We further compared the incidence of common TRAEs between the two groups. The incidence of TRAEs was similar in both groups, except that the incidence of grade 3/4 hematological toxicity was significantly higher in the CRT group (Table 2). Three patients (2.9%) in the surgery group developed esophagitis following postoperative radiotherapy. Of note, one patient developed a postoperative pulmonary embolism and 38.5% (40/104) of patients in the surgery group developed postoperative pneumonia, which resolved after antibiotic therapy.
Radical surgery vs. definitive cCRT
We further investigated the prognostic impact of different radical treatments after neoadjuvant chemoimmunotherapy. After excluding patients with disease progression during neoadjuvant chemoimmunotherapy and restricting to those who underwent radical surgery/definitive cCRT, a total of 143 patients were included, of whom 101 underwent radical surgery (rSurgery group) and 42 underwent definitive cCRT (dCCRT group). Baseline characteristics of both patient groups are detailed in Table 3.
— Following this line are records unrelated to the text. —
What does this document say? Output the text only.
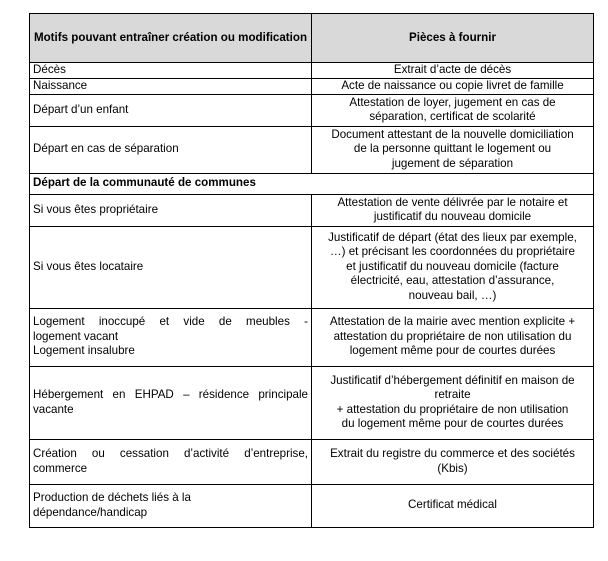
Motifs pouvant entraîner création ou modification	Pièces à fournir

Décès	Extrait d’acte de décès

Naissance	Acte de naissance ou copie livret de famille

Départ d’un enfant	Attestation de loyer, jugement en cas de
séparation, certificat de scolarité

Départ en cas de séparation	Document attestant de la nouvelle domiciliation
de la personne quittant le logement ou
jugement de séparation

Départ de la communauté de communes	

Si vous êtes propriétaire	Attestation de vente délivrée par le notaire et
justificatif du nouveau domicile

Si vous êtes locataire	Justificatif de départ (état des lieux par exemple,
…) et précisant les coordonnées du propriétaire
et justificatif du nouveau domicile (facture
électricité, eau, attestation d’assurance,
nouveau bail, …)

Logement inoccupé et vide de meubles -
logement vacant
Logement insalubre	Attestation de la mairie avec mention explicite +
attestation du propriétaire de non utilisation du
logement même pour de courtes durées

Hébergement en EHPAD – résidence principale
vacante	Justificatif d’hébergement définitif en maison de
retraite
+ attestation du propriétaire de non utilisation
du logement même pour de courtes durées

Création ou cessation d’activité d’entreprise,
commerce	Extrait du registre du commerce et des sociétés
(Kbis)

Production de déchets liés à la
dépendance/handicap	Certificat médical
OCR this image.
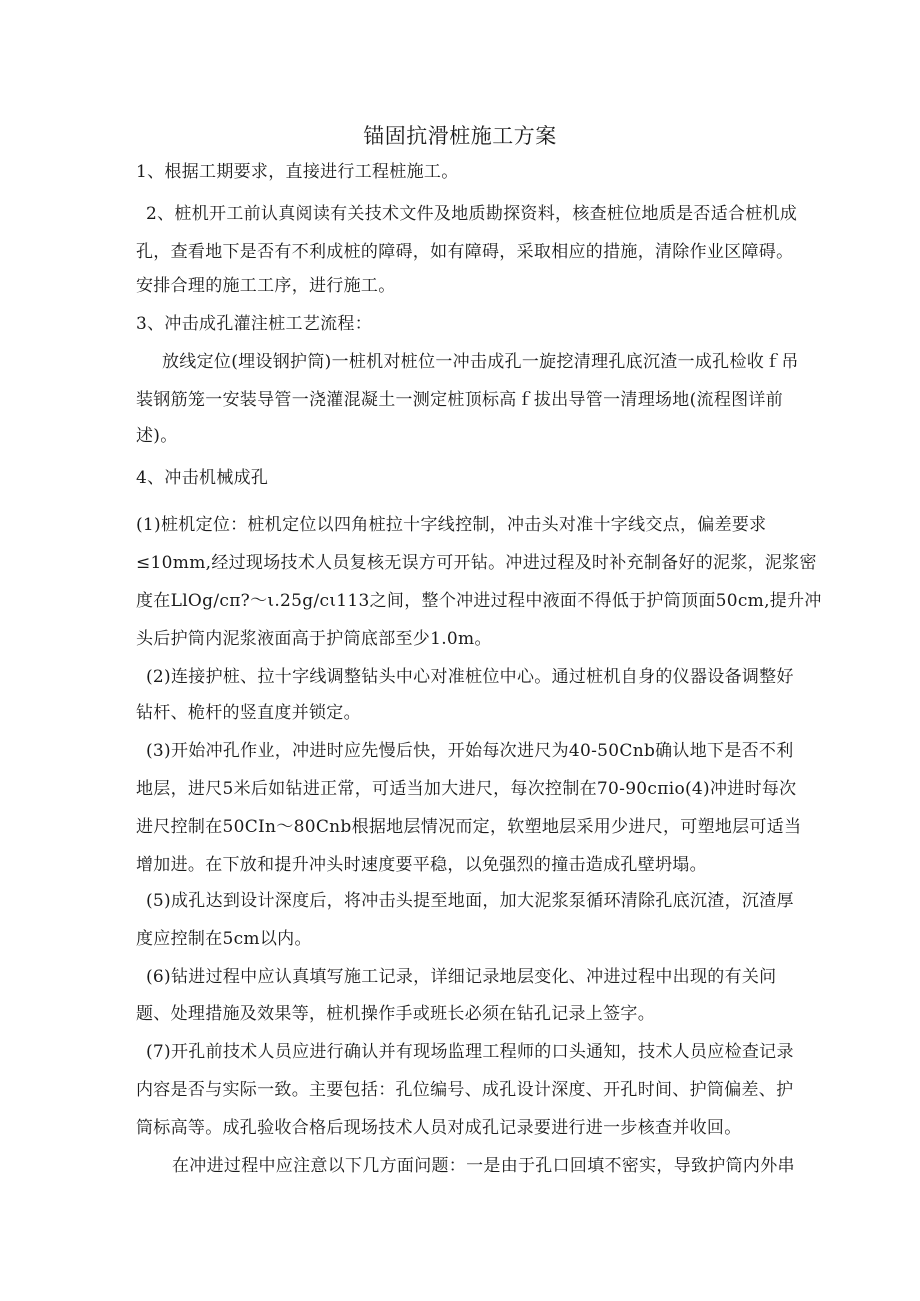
锚固抗滑桩施工方案
1、根据工期要求，直接进行工程桩施工。
2、桩机开工前认真阅读有关技术文件及地质勘探资料，核查桩位地质是否适合桩机成
孔，查看地下是否有不利成桩的障碍，如有障碍，采取相应的措施，清除作业区障碍。
安排合理的施工工序，进行施工。
3、冲击成孔灌注桩工艺流程：
放线定位(埋设钢护筒)一桩机对桩位一冲击成孔一旋挖清理孔底沉渣一成孔检收ｆ吊
装钢筋笼一安装导管一浇灌混凝土一测定桩顶标高ｆ拔出导管一清理场地(流程图详前
述)。
4、冲击机械成孔
(1)桩机定位：桩机定位以四角桩拉十字线控制，冲击头对准十字线交点，偏差要求
≤10mm,经过现场技术人员复核无误方可开钻。冲进过程及时补充制备好的泥浆，泥浆密
度在LlOg∕cπ?～ι.25g∕cι113之间，整个冲进过程中液面不得低于护筒顶面50cm,提升冲
头后护筒内泥浆液面高于护筒底部至少1.0m。
(2)连接护桩、拉十字线调整钻头中心对准桩位中心。通过桩机自身的仪器设备调整好
钻杆、桅杆的竖直度并锁定。
(3)开始冲孔作业，冲进时应先慢后快，开始每次进尺为40-50Cnb确认地下是否不利
地层，进尺5米后如钻进正常，可适当加大进尺，每次控制在70-90cπio(4)冲进时每次
进尺控制在50CIn～80Cnb根据地层情况而定，软塑地层采用少进尺，可塑地层可适当
增加进。在下放和提升冲头时速度要平稳，以免强烈的撞击造成孔壁坍塌。
(5)成孔达到设计深度后，将冲击头提至地面，加大泥浆泵循环清除孔底沉渣，沉渣厚
度应控制在5cm以内。
(6)钻进过程中应认真填写施工记录，详细记录地层变化、冲进过程中出现的有关问
题、处理措施及效果等，桩机操作手或班长必须在钻孔记录上签字。
(7)开孔前技术人员应进行确认并有现场监理工程师的口头通知，技术人员应检查记录
内容是否与实际一致。主要包括：孔位编号、成孔设计深度、开孔时间、护筒偏差、护
筒标高等。成孔验收合格后现场技术人员对成孔记录要进行进一步核查并收回。
在冲进过程中应注意以下几方面问题：一是由于孔口回填不密实，导致护筒内外串
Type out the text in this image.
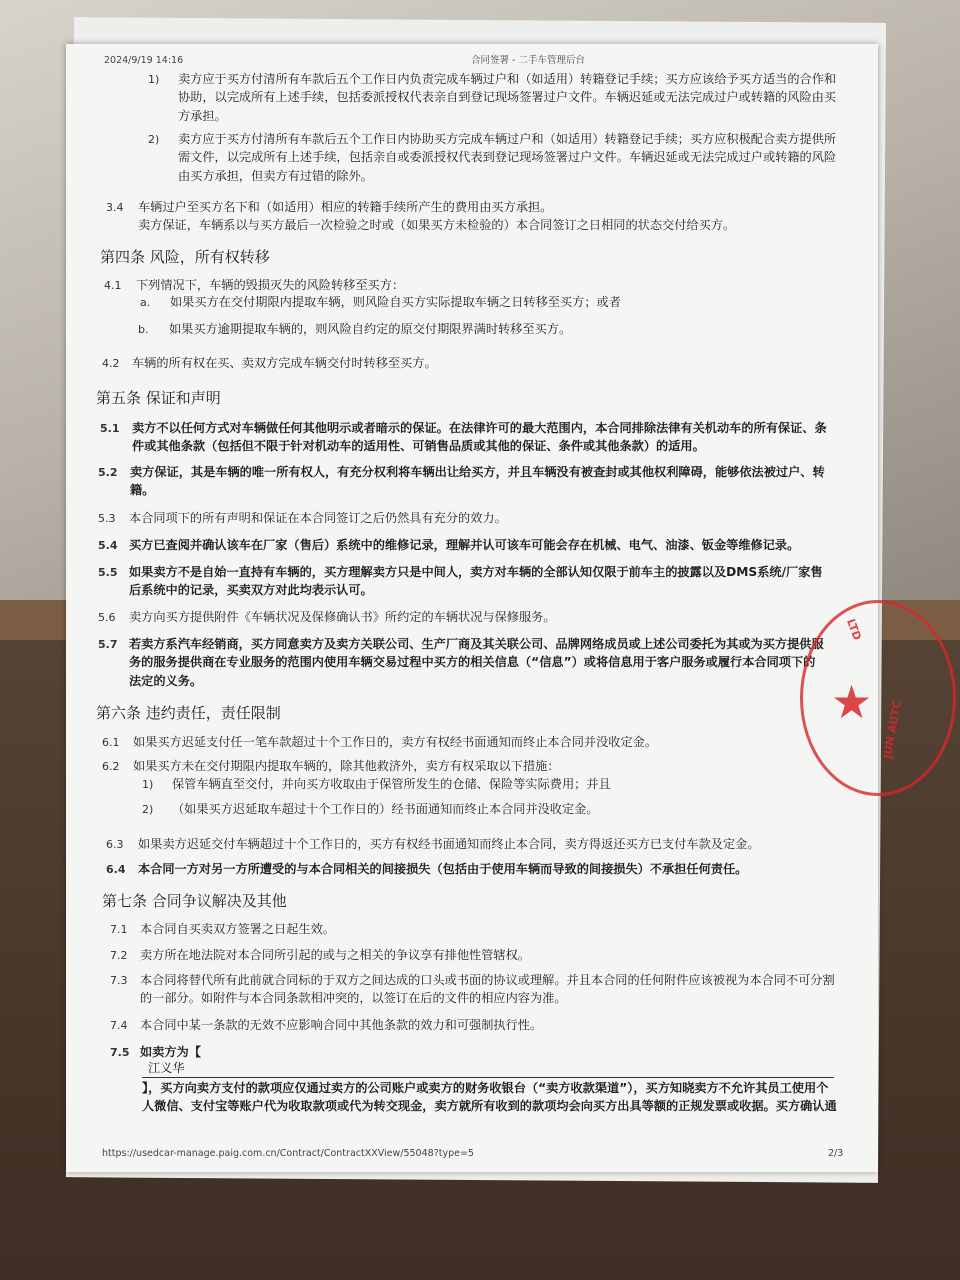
2024/9/19 14:16	合同签署 - 二手车管理后台
1) 卖方应于买方付清所有车款后五个工作日内负责完成车辆过户和（如适用）转籍登记手续；买方应该给予买方适当的合作和
协助，以完成所有上述手续，包括委派授权代表亲自到登记现场签署过户文件。车辆迟延或无法完成过户或转籍的风险由买
方承担。
2) 卖方应于买方付清所有车款后五个工作日内协助买方完成车辆过户和（如适用）转籍登记手续；买方应积极配合卖方提供所
需文件，以完成所有上述手续，包括亲自或委派授权代表到登记现场签署过户文件。车辆迟延或无法完成过户或转籍的风险
由买方承担，但卖方有过错的除外。
3.4 车辆过户至买方名下和（如适用）相应的转籍手续所产生的费用由买方承担。
卖方保证，车辆系以与买方最后一次检验之时或（如果买方未检验的）本合同签订之日相同的状态交付给买方。
第四条 风险，所有权转移
4.1 下列情况下，车辆的毁损灭失的风险转移至买方：
a. 如果买方在交付期限内提取车辆，则风险自买方实际提取车辆之日转移至买方；或者
b. 如果买方逾期提取车辆的，则风险自约定的原交付期限界满时转移至买方。
4.2 车辆的所有权在买、卖双方完成车辆交付时转移至买方。
第五条 保证和声明
5.1 卖方不以任何方式对车辆做任何其他明示或者暗示的保证。在法律许可的最大范围内，本合同排除法律有关机动车的所有保证、条
件或其他条款（包括但不限于针对机动车的适用性、可销售品质或其他的保证、条件或其他条款）的适用。
5.2 卖方保证，其是车辆的唯一所有权人，有充分权利将车辆出让给买方，并且车辆没有被查封或其他权利障碍，能够依法被过户、转
籍。
5.3 本合同项下的所有声明和保证在本合同签订之后仍然具有充分的效力。
5.4 买方已查阅并确认该车在厂家（售后）系统中的维修记录，理解并认可该车可能会存在机械、电气、油漆、钣金等维修记录。
5.5 如果卖方不是自始一直持有车辆的，买方理解卖方只是中间人，卖方对车辆的全部认知仅限于前车主的披露以及DMS系统/厂家售
后系统中的记录，买卖双方对此均表示认可。
5.6 卖方向买方提供附件《车辆状况及保修确认书》所约定的车辆状况与保修服务。
5.7 若卖方系汽车经销商，买方同意卖方及卖方关联公司、生产厂商及其关联公司、品牌网络成员或上述公司委托为其或为买方提供服
务的服务提供商在专业服务的范围内使用车辆交易过程中买方的相关信息（“信息”）或将信息用于客户服务或履行本合同项下的
法定的义务。
第六条 违约责任，责任限制
6.1 如果买方迟延支付任一笔车款超过十个工作日的，卖方有权经书面通知而终止本合同并没收定金。
6.2 如果买方未在交付期限内提取车辆的，除其他救济外，卖方有权采取以下措施：
1) 保管车辆直至交付，并向买方收取由于保管所发生的仓储、保险等实际费用；并且
2) （如果买方迟延取车超过十个工作日的）经书面通知而终止本合同并没收定金。
6.3 如果卖方迟延交付车辆超过十个工作日的，买方有权经书面通知而终止本合同，卖方得返还买方已支付车款及定金。
6.4 本合同一方对另一方所遭受的与本合同相关的间接损失（包括由于使用车辆而导致的间接损失）不承担任何责任。
第七条 合同争议解决及其他
7.1 本合同自买卖双方签署之日起生效。
7.2 卖方所在地法院对本合同所引起的或与之相关的争议享有排他性管辖权。
7.3 本合同将替代所有此前就合同标的于双方之间达成的口头或书面的协议或理解。并且本合同的任何附件应该被视为本合同不可分割
的一部分。如附件与本合同条款相冲突的，以签订在后的文件的相应内容为准。
7.4 本合同中某一条款的无效不应影响合同中其他条款的效力和可强制执行性。
7.5 如卖方为【
江义华
】，买方向卖方支付的款项应仅通过卖方的公司账户或卖方的财务收银台（“卖方收款渠道”），买方知晓卖方不允许其员工使用个
人微信、支付宝等账户代为收取款项或代为转交现金，卖方就所有收到的款项均会向买方出具等额的正规发票或收据。买方确认通
https://usedcar-manage.paig.com.cn/Contract/ContractXXView/55048?type=5	2/3
LTD
★ JUN AUTC
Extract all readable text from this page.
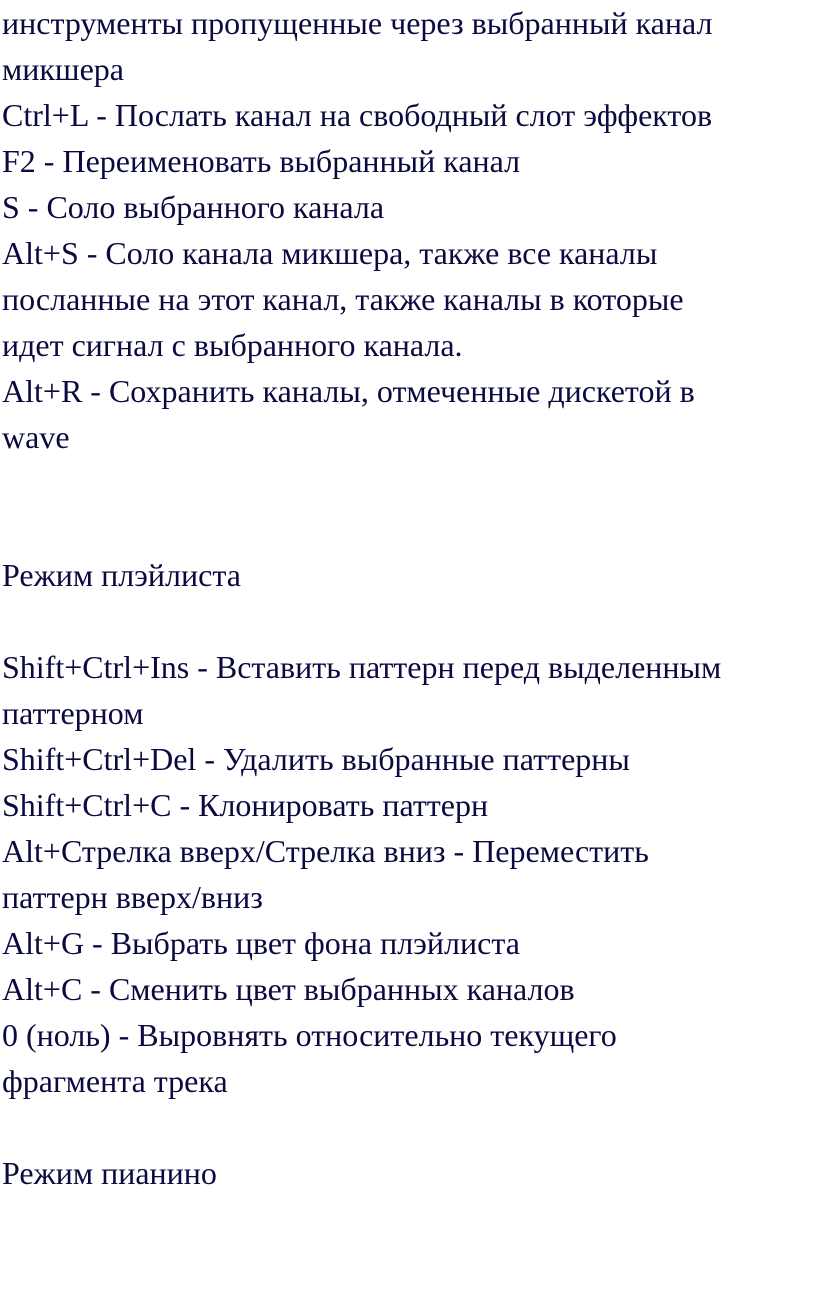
инструменты пропущенные через выбранный канал
микшера
Ctrl+L - Послать канал на свободный слот эффектов
F2 - Переименовать выбранный канал
S - Соло выбранного канала
Alt+S - Соло канала микшера, также все каналы
посланные на этот канал, также каналы в которые
идет сигнал с выбранного канала.
Alt+R - Сохранить каналы, отмеченные дискетой в
wave
Режим плэйлиста
Shift+Ctrl+Ins - Вставить паттерн перед выделенным
паттерном
Shift+Ctrl+Del - Удалить выбранные паттерны
Shift+Ctrl+C - Клонировать паттерн
Alt+Стрелка вверх/Стрелка вниз - Переместить
паттерн вверх/вниз
Alt+G - Выбрать цвет фона плэйлиста
Alt+C - Сменить цвет выбранных каналов
0 (ноль) - Выровнять относительно текущего
фрагмента трека
Режим пианино
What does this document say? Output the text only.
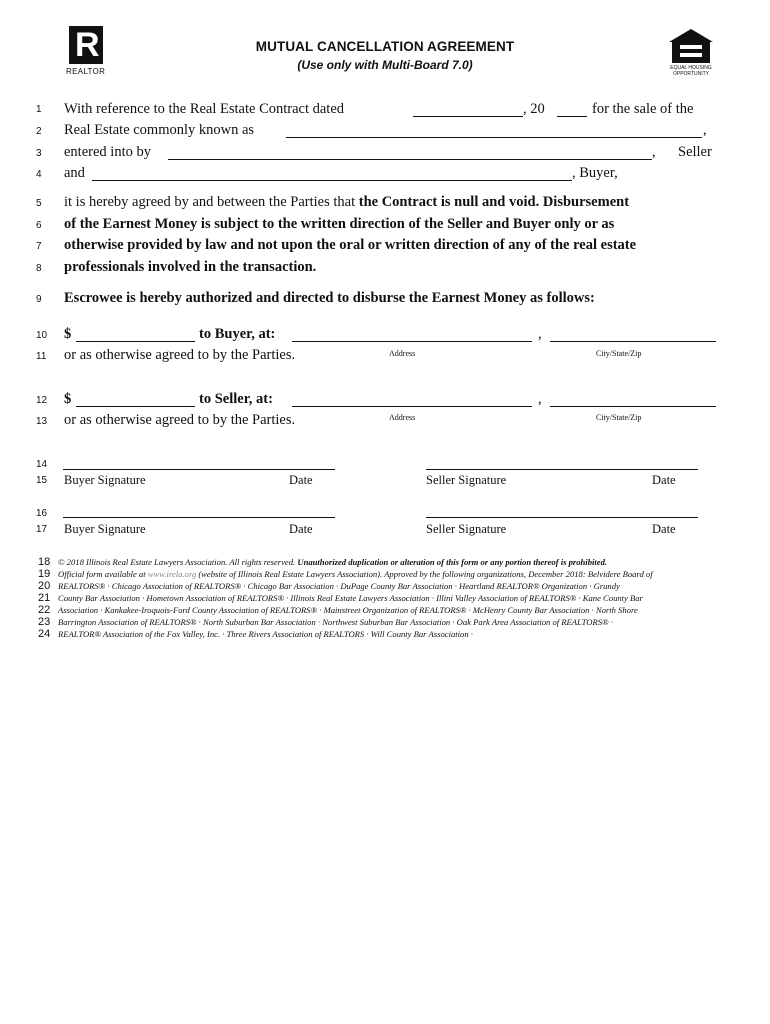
R
REALTOR	EQUAL HOUSING OPPORTUNITY
MUTUAL CANCELLATION AGREEMENT
(Use only with Multi-Board 7.0)
1
2
3
4
5
6
7
8
9
10
11
12
13
14
15
16
17
With reference to the Real Estate Contract dated	, 20	for the sale of the
Real Estate commonly known as	,
entered into by	, Seller
and	, Buyer,
it is hereby agreed by and between the Parties that the Contract is null and void. Disbursement
of the Earnest Money is subject to the written direction of the Seller and Buyer only or as
otherwise provided by law and not upon the oral or written direction of any of the real estate
professionals involved in the transaction.
Escrowee is hereby authorized and directed to disburse the Earnest Money as follows:
$	to Buyer, at:	,
or as otherwise agreed to by the Parties.	Address	City/State/Zip
$	to Seller, at:	,
or as otherwise agreed to by the Parties.	Address	City/State/Zip
Buyer Signature	Date	Seller Signature	Date
Buyer Signature	Date	Seller Signature	Date
18 © 2018 Illinois Real Estate Lawyers Association. All rights reserved. Unauthorized duplication or alteration of this form or any portion thereof is prohibited.
19 Official form available at www.irela.org (website of Illinois Real Estate Lawyers Association). Approved by the following organizations, December 2018: Belvidere Board of
20 REALTORS® · Chicago Association of REALTORS® · Chicago Bar Association · DuPage County Bar Association · Heartland REALTOR® Organization · Grundy
21 County Bar Association · Hometown Association of REALTORS® · Illinois Real Estate Lawyers Association · Illini Valley Association of REALTORS® · Kane County Bar
22 Association · Kankakee-Iroquois-Ford County Association of REALTORS® · Mainstreet Organization of REALTORS® · McHenry County Bar Association · North Shore
23 Barrington Association of REALTORS® · North Suburban Bar Association · Northwest Suburban Bar Association · Oak Park Area Association of REALTORS® ·
24 REALTOR® Association of the Fox Valley, Inc. · Three Rivers Association of REALTORS · Will County Bar Association ·
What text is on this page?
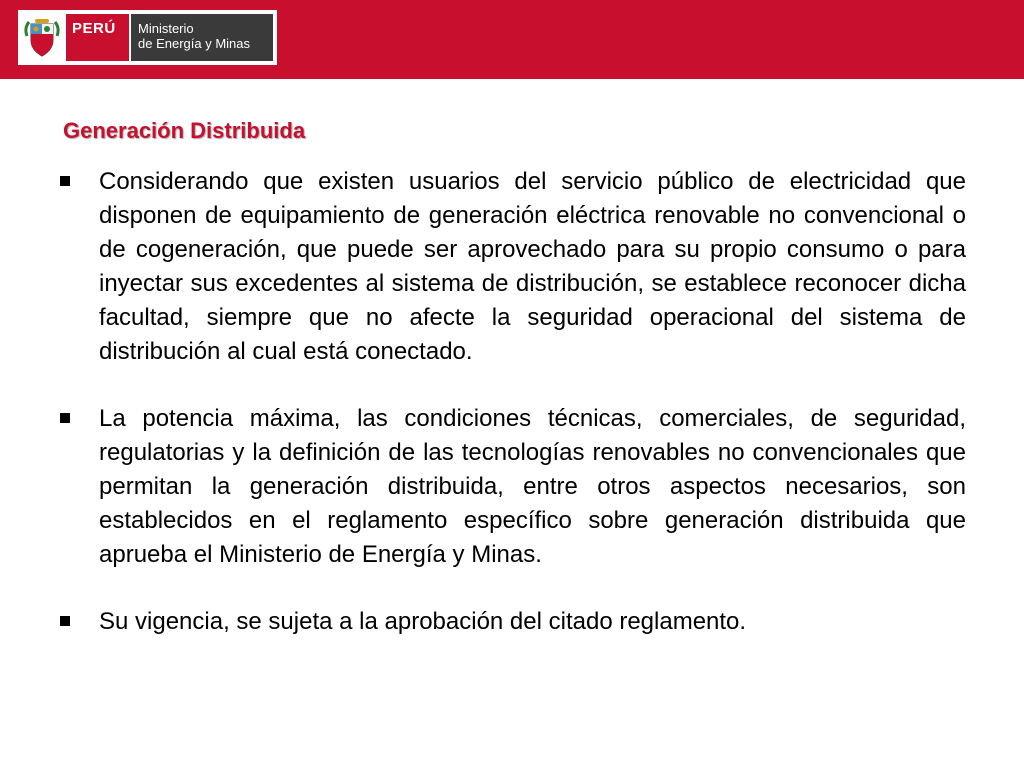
PERÚ	Ministerio
de Energía y Minas
Generación Distribuida
Considerando que existen usuarios del servicio público de electricidad que disponen de equipamiento de generación eléctrica renovable no convencional o de cogeneración, que puede ser aprovechado para su propio consumo o para inyectar sus excedentes al sistema de distribución, se establece reconocer dicha facultad, siempre que no afecte la seguridad operacional del sistema de distribución al cual está conectado.
La potencia máxima, las condiciones técnicas, comerciales, de seguridad, regulatorias y la definición de las tecnologías renovables no convencionales que permitan la generación distribuida, entre otros aspectos necesarios, son establecidos en el reglamento específico sobre generación distribuida que aprueba el Ministerio de Energía y Minas.
Su vigencia, se sujeta a la aprobación del citado reglamento.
Median PFS was NR in either group, with a 1-year PFS rate of 77.2% in the rSurgery group vs. 80.2% in the dCCRT group and a 2-year PFS rate of 63.2% vs. 53.0% (P = 0.952, Fig. 1A). Median OS were all NR, with a 1-year OS rate of 96.0% vs. 97.5% and a 2-year OS rate of 89.6% vs. 87.1% (P = 0.924, Fig. 1B). Univariate and multivariate analyses further confirmed that the choice of radical treatment after neoadjuvant chemoimmunotherapy was not an independent factor affecting PFS (HR = 0.872, P = 0.663, Table S1 in the supplementary material) and OS (HR = 0.917, P = 0.882, Table S2 in the supplementary material). Further subgroup analyses showed no advantage in PFS or OS favoring either radical surgery or definitive cCRT after neoadjuvant chemoimmunotherapy across patient demographic characteristics and baseline clinicopathological features (Fig. 2).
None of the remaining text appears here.